Valued at roughly $560 million, the Maricopa battery system is designed primarily to boost grid reliability rather than act purely as an energy arbitrage or peaker plant. At roughly 2.3 GWh of capacity, the installation places Arizona firmly on the global map for large-scale energy storage, as utilities increasingly look to batteries to stabilize grids strained by rising demand and renewable energy adoption.
Tesla’s Megapack is the company’s flagship utility-grade energy storage solution, built specifically for grid-scale applications. Each unit can store enormous amounts of energy and rapidly dispatch it back to the grid when needed, helping smooth out demand spikes and better integrate intermittent renewable sources like solar and wind. That formula has made Megapack a staple of large battery projects across the globe — especially in North America and Australia, including a recent $90 million BESS that went live in Canada and major deployments tied to wind farms in Australia.

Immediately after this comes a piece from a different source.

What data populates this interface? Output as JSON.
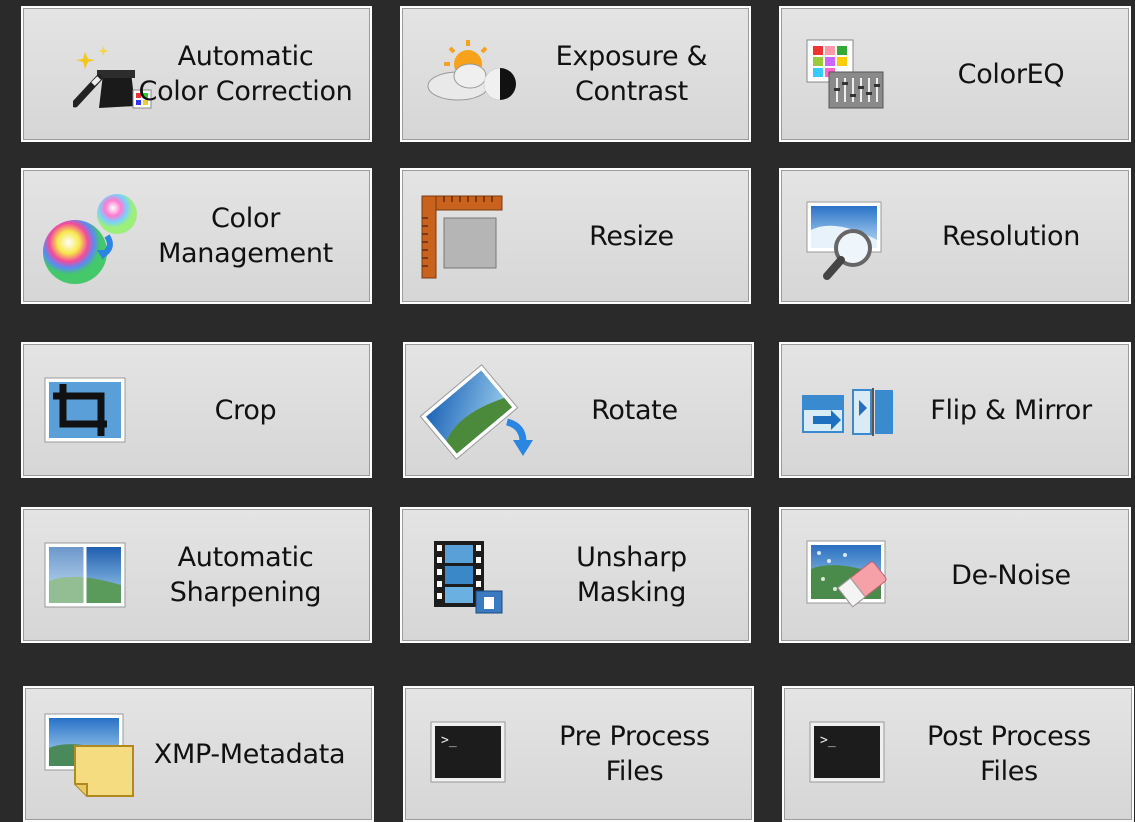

Tesla continues to iterate on the platform as well. In September, the company unveiled Megapack 3 and its even larger Megablock system, promising faster installation, improved efficiency, and greater long-term reliability. Tesla has already secured orders for Megablock, with the technology set to debut at a $220 million battery project in Australia, alongside a growing list of large Megapack deals in the U.K., U.S., Australia, and beyond.
With projects like Maricopa, Tesla Energy is quietly becoming one of the most important players in grid-scale storage — an increasingly critical piece of the clean energy transition.